Programming Languages
- This analysis leverages two survey questions to show the preferred programming languages by respondents. These questions refer to: programming languages that respondents have done extensive development work in over the past year, and languages developers want to work in over the next year. This is a multiple choice field, with a write in option.
- The list of languages included in the multiple choice list varies by year, as survey designers curate a collection of programming languages to include based on responses from the previous year.
Number of respondents
The number of respondents depends on the year of the survey. As the survey popularity and structure changes over time, caution is advised when comparing over time.
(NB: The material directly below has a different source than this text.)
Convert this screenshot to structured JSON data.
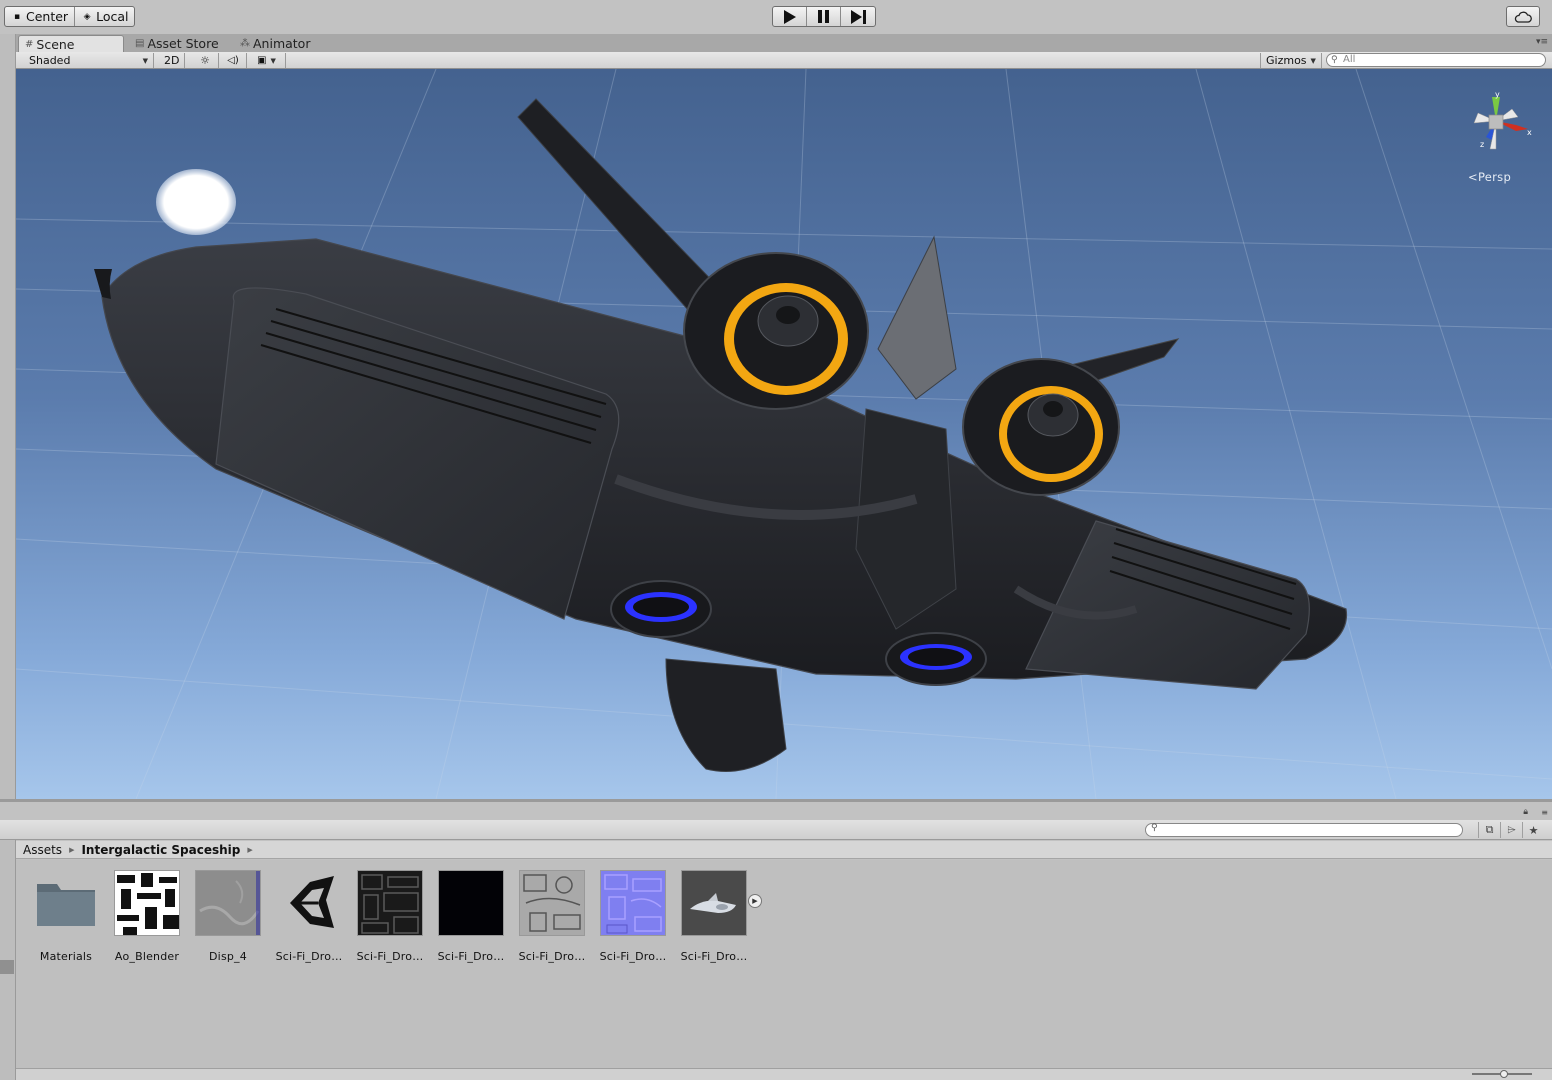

It is important to note that the structure of the survey changed significantly after 2017, leading to an increase in participants and more standardization among fields and responses.
In terms of overall responses, the number of overall respondents in the years 2018 to 2024 approximately ranges between 60,000 and 100,000. For 2016 and 2017, and then again in 2025, the number of respondents is around 50,000. 2015 has significantly less results, with only about 26,000 overall respondents.
It is important to keep in mind that this data and survey represents a subset of employees in the artificial intelligence field who are active in the online data science and programming communities.
As such, caution should be exercised when interpreting the results of the data, and it should be considered as one of many sources of information about the field of data science and machine learning.